Calculated FTP last power step x 0.75 + bonus for additional time in zone. So I divide desired FTP by 0.75 and try to reach the step that high or higher at least…

I’ve used it at least a few times and it works well as a feature.

Whether it is good or bad in practice will vary from person to person and how they handle info like that (motivate vs discourage).

2 Likes

One of my tricks for Ramp test is to close my eyes and focus on deep breathing…until i cant… usually its around the 17-minute mark. Definitely reduces the RPE up to that point .

1 Like

Trying to say this without being preachy or snarky. Forgive me if I fail.

The Ramp test is already significantly flawed for estimating FTP. Trying to game the system by pushing extra hard, digging extra deep, to get a great Ramp test result and a higher (but not real) FTP estimate is not what you want to do. Save that type of full gas effort for competition. Or a Strava KOM. Or for putting your buddy in the hurt locker on the next group hammer ride.

Testing is Training. For the Ramp you want a good effort that is representative not of your absolute best effort that cannot be repeated, but a result that is going to guide your next block of training. Just do the test as a hard effort, take the FTP number and train. Adjust up or down if needed (or let AT do it for you).

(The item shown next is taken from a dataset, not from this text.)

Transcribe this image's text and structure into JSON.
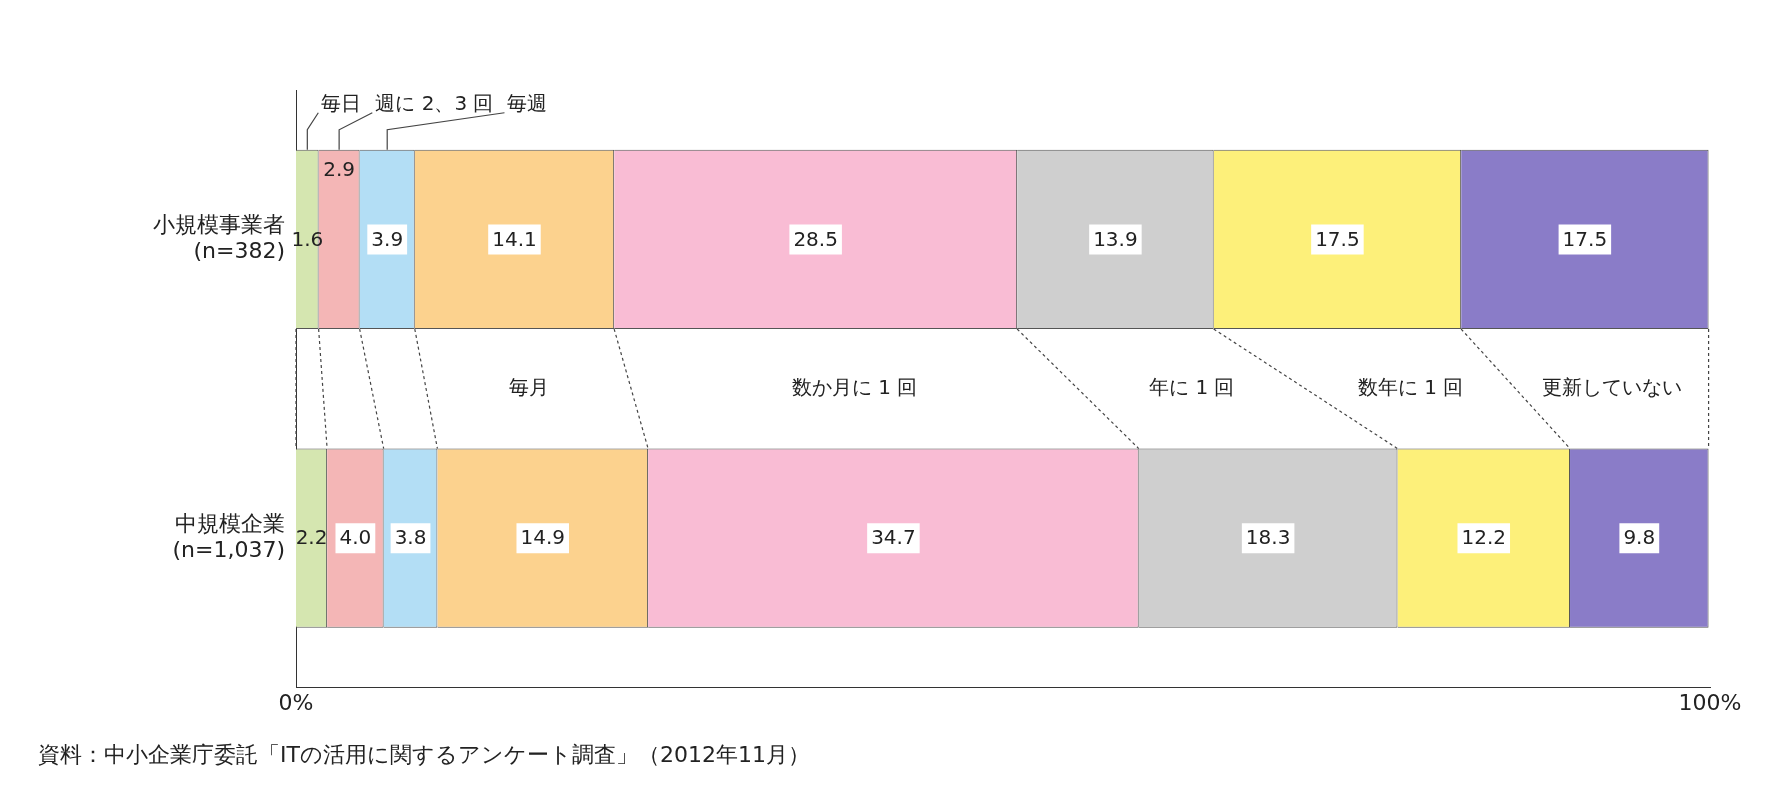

More specifically, there is a reason people advocate for longer tests. 45-60 min, TTE tests, etc. Once you know how that feels and can test well, those are much better indicators of FTP / MLSS.

That said, there is nothing wrong with killing yourself on a Ramp test to see what you can do if it makes you happy. But be careful using that number in training and calling the output your “FTP”.